The aim of the research group Hegel in Interdisciplinary Perspective (HIP) is to clarify the concept of development, historicity, and formation (Bildung) as related to the mind, art, religion, and social structures. This should result in a better understanding of the principle of historicity first in Hegel’s philosophy itself, second in disciplines that have been profoundly influenced by Hegel’s work (like aesthetics, sociology and religious studies), and third on how the idea of historicity and the Hegelian concept of Bildung might prove productive for contemporary disciplines and their mutual interrelation.

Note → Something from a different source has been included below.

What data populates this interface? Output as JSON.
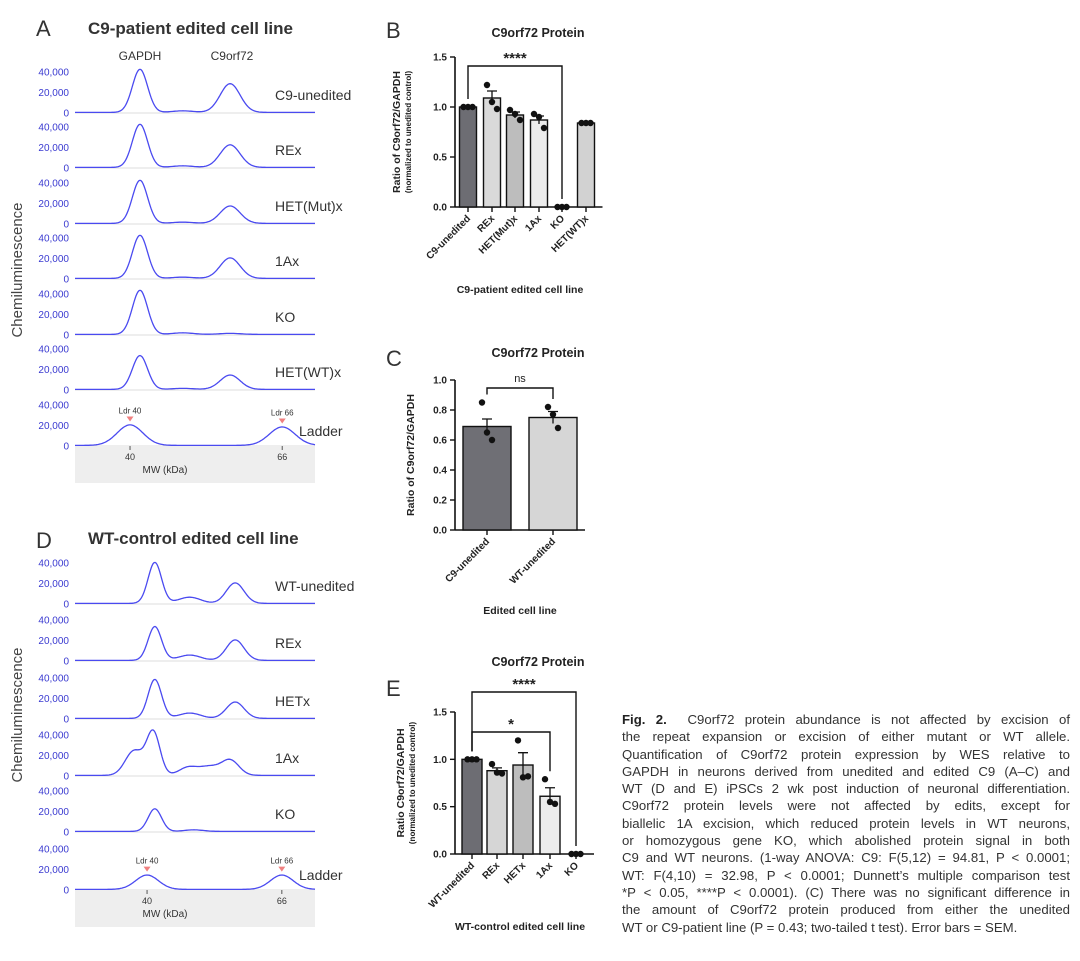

In his concept of Bildung, Hegel captures the insight that new phenomena and revolutionary structures originate in and through the development itself. No longer taking the present and its phenomena to be a mere replica of a pristine origin lying either in the past or outside of history, Hegel translates philosophy into an activity aiming to capture “one’s time in thought.” With this, philosophy’s agenda changes; philosophers turn away from an otherworldly realm and start reflecting on “mundane” phenomena. Even cognition and rationality itself is now understood to be a mundane process in need of down-to-earth empirical material. Most importantly, under the catchword of “otherworldly” Hegel classes not only religious or metaphysical ideas but also more exact structures such as mathematical relations as considered to be the essence of physical phenomena, or the genes taken to be the “inner” of our action. In all of these instances, Hegel points to a severe problem: We assume a truth outside of the phenomenon itself. Hegel objects that the very process of reflection on these phenomena is constitutive of their essence. The subject’s dynamic thus enters into the nature of the object, this insight marking the birth of modernity.
With this, Hegel introduces movement into concepts traditionally understood as immutable, even eternal, and thus shows that the realm of the phenomena and the reality “behind” these are enlivened by one and the same dynamical bond he calls “dialectics”. This dialectical bond is the foundation of the idealistic claim that being, i.e. the immediate reality, and thought are one. Here, Hegel does not formulate a thoroughly new understanding but tries to reflect how and why philosophy transforms profoundly in modernity, taking the insight into historicity and with this the insight that the human mind is creative of society to be the key dynamic ushering in this change.
The idealistic standpoint, far from being an enemy of the present, founds modern disciplines as the study of religion, sociology, aesthetics, or pedagogy. Now philosophers thematise political events like the French Revolution, social upheavals as the Jacobin terror, natural disasters as the earthquake in Lisbon, the economic market, concrete artworks along with their effect on the public (Goethe’s Faust or Schiller’s Robbers) or education as in Rousseau’s Emil. In turning to the question of Bildung in the individual disciplines mentioned, Hegel formulated a concept of interdisciplinarity in the form of a system. In this sense, the topic of HIP is essentially linked to the question of interdisciplinary perspectives in Hegel and its relevance to contemporary discussions on the nature of interdisciplinarity.